Shortened LLaMA: Depth Pruning for Large Language Models with Comparison of Retraining Methods

Shortened LLaMA: Depth Pruning for Large Language Models with Comparison of Retraining Methods

23 Jun 2024 | Bo-Kyeong Kim, Geonmin Kim, Tae-Ho Kim, Thibault Castells, Shinkook Choi, Junho Shin, Hyoung-Kyu Song
This paper introduces a structured pruning method for large language models (LLMs) called Depth Pruning, which removes entire Transformer blocks to reduce computational demands. Unlike width pruning, which reduces projection weight matrices, depth pruning maintains the number of layers while removing significant computational overhead. The authors compare depth pruning with width pruning and find that depth pruning can achieve comparable or superior performance in terms of inference efficiency, especially under memory-constrained conditions. They also demonstrate that continued pretraining on a large corpus significantly outperforms LoRA-based tuning for heavily pruned models. The study highlights the effectiveness of depth pruning in compressing LLMs while preserving or improving their performance, making it a compelling alternative to width pruning. The paper includes experimental results on LLaMA-7B and Vicuna-7B-v1.3 models, showing that depth pruning can reduce inference latency and GPU memory usage without significant degradation in zero-shot accuracy.This paper introduces a structured pruning method for large language models (LLMs) called Depth Pruning, which removes entire Transformer blocks to reduce computational demands.
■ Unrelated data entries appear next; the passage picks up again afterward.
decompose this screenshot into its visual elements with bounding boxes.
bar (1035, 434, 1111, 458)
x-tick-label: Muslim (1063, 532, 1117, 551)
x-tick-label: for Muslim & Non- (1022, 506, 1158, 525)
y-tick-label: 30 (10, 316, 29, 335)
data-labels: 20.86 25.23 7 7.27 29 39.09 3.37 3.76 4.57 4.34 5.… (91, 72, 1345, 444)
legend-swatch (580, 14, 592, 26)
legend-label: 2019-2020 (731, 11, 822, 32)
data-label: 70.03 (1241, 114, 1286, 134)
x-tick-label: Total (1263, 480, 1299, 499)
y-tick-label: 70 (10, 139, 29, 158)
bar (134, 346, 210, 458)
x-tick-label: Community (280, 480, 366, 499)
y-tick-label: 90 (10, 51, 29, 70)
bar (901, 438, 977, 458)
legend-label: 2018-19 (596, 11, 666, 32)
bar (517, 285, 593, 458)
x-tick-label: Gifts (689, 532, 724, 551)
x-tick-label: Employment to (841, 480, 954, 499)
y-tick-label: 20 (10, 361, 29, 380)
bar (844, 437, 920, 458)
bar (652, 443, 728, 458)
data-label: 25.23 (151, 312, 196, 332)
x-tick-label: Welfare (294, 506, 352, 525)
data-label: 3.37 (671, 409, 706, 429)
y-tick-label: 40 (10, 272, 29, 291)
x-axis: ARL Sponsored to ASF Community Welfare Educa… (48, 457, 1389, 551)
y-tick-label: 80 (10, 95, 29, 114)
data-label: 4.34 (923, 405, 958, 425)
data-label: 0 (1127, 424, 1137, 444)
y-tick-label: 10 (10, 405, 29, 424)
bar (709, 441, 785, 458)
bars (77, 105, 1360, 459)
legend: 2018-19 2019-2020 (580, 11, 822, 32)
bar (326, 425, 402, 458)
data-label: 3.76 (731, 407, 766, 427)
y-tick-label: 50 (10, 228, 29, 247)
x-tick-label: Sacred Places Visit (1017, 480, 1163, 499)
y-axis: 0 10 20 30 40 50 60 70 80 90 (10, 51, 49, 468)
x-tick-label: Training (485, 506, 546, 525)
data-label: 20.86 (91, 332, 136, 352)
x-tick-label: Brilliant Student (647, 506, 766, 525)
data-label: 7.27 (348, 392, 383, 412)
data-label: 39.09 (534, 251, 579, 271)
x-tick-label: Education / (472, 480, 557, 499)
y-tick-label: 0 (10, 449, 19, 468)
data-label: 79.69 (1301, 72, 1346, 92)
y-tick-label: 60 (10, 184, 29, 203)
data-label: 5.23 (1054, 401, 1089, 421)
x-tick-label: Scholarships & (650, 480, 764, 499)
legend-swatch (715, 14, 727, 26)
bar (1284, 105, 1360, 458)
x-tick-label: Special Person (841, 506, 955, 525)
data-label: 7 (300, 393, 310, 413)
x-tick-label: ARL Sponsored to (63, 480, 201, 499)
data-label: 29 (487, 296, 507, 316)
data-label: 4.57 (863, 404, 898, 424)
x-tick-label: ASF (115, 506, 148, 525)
Unlike width pruning, which reduces projection weight matrices, depth pruning maintains the number of layers while removing significant computational overhead. The authors compare depth pruning with width pruning and find that depth pruning can achieve comparable or superior performance in terms of inference efficiency, especially under memory-constrained conditions. They also demonstrate that continued pretraining on a large corpus significantly outperforms LoRA-based tuning for heavily pruned models. The study highlights the effectiveness of depth pruning in compressing LLMs while preserving or improving their performance, making it a compelling alternative to width pruning. The paper includes experimental results on LLaMA-7B and Vicuna-7B-v1.3 models, showing that depth pruning can reduce inference latency and GPU memory usage without significant degradation in zero-shot accuracy.